Samba, 20 ans, accouche pour la première fois.

Elle a peur, les sages-femmes lui disent ;

"tais-toi, ne pousse pas, cesse de faire la bête,.

Ton bébé n'est pas resté 9 mois dans ton ventre pour mourir à cause de toi maintenant.

Si tu bouges encore, tu vas le tuer, et toi aussi tu vas saigner et tu vas mourir. Ce sera de ta faute.

Moi, je te dis de te taire, sinon, quand tu vas accoucher, il n'y aura personne près de toi, tu seras toute seule...."

Des histoires , j'en ai des dizaines, c'est dur pour nous ici, mais c'est riche aussi de complicités avec ces mamans.

Je pense qu'en effet , on leur apporte du réconfort, moral et matériel, de la douceur, de l'humanité.

Le tam-tam de Dakar se répand vite...

Dans les rues, des gens nous reconnaissent, nous saluent, nous remerciennt.

Dans les centres de santé, les femmes et leur famille nous attendent....

Elles attendent les "petites sages-femmes belges" avec bonheur, leurs "gentilles toubab", disent-elles.

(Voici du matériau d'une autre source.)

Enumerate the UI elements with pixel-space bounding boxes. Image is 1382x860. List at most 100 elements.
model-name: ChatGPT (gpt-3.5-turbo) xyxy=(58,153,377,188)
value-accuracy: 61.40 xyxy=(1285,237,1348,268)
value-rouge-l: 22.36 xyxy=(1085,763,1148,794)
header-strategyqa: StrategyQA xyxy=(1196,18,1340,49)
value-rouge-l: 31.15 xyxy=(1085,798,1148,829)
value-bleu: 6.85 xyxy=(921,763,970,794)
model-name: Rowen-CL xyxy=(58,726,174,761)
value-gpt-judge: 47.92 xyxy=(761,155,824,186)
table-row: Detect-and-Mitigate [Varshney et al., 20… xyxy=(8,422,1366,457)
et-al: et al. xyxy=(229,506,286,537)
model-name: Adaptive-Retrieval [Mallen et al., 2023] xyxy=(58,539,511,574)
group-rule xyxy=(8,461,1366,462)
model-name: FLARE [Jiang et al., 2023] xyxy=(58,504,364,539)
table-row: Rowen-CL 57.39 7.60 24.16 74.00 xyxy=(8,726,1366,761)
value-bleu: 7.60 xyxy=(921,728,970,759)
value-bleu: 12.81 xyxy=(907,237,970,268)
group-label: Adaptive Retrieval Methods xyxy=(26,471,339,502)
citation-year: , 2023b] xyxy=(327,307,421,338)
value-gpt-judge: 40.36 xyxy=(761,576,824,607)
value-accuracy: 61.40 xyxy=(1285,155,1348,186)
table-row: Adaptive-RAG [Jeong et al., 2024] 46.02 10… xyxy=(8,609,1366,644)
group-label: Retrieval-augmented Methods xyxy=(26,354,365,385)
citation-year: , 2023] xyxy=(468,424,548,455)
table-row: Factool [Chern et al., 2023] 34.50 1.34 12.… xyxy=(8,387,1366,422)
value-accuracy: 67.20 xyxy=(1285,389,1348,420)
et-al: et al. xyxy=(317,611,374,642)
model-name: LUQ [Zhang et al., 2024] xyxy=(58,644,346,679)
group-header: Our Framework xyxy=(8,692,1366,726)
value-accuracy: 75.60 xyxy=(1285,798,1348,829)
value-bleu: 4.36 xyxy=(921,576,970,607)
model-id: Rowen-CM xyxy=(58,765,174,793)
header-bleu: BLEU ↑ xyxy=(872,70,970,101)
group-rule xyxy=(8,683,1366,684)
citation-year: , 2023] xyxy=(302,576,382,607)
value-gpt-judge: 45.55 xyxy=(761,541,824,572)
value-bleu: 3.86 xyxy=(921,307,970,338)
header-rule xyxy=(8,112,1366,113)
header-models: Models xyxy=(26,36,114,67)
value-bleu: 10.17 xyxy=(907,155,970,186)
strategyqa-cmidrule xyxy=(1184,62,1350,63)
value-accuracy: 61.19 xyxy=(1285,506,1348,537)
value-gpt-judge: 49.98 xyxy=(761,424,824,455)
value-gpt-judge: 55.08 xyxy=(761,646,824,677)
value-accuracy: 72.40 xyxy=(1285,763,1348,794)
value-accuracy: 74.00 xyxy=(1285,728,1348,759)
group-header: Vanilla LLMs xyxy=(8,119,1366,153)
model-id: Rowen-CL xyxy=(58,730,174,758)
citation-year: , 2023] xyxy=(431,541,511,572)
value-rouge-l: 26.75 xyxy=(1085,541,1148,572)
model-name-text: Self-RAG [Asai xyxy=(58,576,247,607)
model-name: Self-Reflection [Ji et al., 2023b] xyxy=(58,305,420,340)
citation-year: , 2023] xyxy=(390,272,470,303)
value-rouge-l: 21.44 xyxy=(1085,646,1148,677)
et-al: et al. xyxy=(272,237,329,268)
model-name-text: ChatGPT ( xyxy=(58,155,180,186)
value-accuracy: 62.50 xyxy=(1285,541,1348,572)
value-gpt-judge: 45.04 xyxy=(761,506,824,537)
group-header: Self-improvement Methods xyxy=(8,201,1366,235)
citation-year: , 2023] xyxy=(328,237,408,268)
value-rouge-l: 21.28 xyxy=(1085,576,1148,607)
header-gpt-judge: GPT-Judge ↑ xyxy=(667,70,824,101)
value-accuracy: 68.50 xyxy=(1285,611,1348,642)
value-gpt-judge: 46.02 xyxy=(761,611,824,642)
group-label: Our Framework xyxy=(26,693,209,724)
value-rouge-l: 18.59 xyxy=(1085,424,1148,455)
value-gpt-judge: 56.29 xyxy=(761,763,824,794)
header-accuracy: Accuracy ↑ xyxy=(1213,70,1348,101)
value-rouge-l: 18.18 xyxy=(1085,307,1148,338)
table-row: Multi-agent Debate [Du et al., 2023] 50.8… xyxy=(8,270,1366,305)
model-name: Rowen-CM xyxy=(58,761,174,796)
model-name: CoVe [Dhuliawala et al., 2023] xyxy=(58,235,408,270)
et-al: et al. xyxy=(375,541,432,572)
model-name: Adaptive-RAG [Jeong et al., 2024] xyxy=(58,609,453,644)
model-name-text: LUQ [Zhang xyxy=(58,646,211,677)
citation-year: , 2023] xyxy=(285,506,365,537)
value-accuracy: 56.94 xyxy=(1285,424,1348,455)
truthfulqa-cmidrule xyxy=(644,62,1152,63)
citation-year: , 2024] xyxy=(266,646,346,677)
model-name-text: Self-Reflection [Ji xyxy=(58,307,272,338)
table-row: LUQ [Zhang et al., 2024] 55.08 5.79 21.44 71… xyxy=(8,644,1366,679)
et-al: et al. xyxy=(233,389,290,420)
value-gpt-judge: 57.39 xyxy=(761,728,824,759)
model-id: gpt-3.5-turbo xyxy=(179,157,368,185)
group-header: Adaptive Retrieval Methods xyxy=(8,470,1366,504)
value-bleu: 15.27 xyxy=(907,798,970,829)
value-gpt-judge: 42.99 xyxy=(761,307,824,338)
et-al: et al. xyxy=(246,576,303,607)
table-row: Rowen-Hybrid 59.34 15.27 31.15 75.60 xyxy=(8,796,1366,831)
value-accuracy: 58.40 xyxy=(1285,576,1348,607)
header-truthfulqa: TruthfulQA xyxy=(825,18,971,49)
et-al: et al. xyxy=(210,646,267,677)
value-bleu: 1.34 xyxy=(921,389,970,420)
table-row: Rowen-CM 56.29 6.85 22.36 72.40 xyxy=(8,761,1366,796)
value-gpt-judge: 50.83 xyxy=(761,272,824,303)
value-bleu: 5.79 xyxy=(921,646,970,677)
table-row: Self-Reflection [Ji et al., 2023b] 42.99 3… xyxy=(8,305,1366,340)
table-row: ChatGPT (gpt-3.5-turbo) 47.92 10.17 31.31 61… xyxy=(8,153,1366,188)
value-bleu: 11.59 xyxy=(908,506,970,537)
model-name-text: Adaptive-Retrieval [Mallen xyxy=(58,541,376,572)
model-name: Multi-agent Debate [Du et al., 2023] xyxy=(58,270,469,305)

Et quelle joie pour nous d'être invitées aux baptêmes, où à partager le riz dans les maisons, et recevoir des grigris et autres bin-bin, entémoignage de reconnaissance.

 

Alors, oui, c'est dur, mais qu'est ce qu'on se sent à notre place , avec tous ces gens formidables !!!

 

15:29 Écrit par Muffy | Lien permanent | Commentaires (5) |  Facebook |

Commentaires

c'est incroyable! je te lis et je VOIS... je SENS...j'ENTENDS... c'est si loin déjà et encore tellement présent dans ma mémoire, dans mon coeur! Le Sénégal m'a tellement ouvert les yeux sur la vie, sur ma vie que je ne verrai sans doute plus jamais les choses de la même manière, et je suis sûre à te lire que ton retour sera difficile, la vie est tellement différente ici, nos préoccupations de blancs à mille lieues de ce qu'ils vivent là-bas... je suis décalée, je réagit lentement alors qu'autour de moi tout va vite très vite, très vite! Tu sais maintenant qu'il existe un autre monde, où les valeurs sont différentes, déroutantes, terribles parfois, mais ce sont les leurs et on doit s'adapter et comprendre pourquoi et comment ils réagissent... déroutant, douloureux, intolérable souvent mais tellement enrichissant oui! Je pense souvent à toi et à tes "filles" je sais ce que vous devez ressentir au contact de ces gens qui sont tellement différents et en même temps tellement semblables à ce que nous sommes au fond de nous et que trop souvent nous avons oublié! Soyez heureuses... l'échange fait grandir...
"Que survienne le voyageur porteur d´autres connaissances, expériences, ayant sur le monde visible et invisible d´autres conceptions, d´autres avis, d´autres options, et voici que s´engage peut-être le dialogue, que s'amorceune découverte mutuelle où le plus riche n´est pas nécessairement l´étranger, mais où deux faces de la curiosité se rencontrent non pour un défi, mais pour un complément." L. Sédar Sanghor.
Je t'embrasse gentille Toubab...

Écrit par : nanou aux couleurs de l'Afrique | 26/03/2006

... Je partage la réflexion de Nanou (que je retrouve ici avec grand plaisir mais sans aucun étonnement).
"Etre à sa place", j'aime cette image que tu nous envoies.
Car c'est exactement ça !
Je t'embrasse.

Écrit par : le Râleur.na | 30/03/2006

oui j'aime bq le commentaire de nanou et la citation de Sanghor. Rien à y ajouter. amicalement.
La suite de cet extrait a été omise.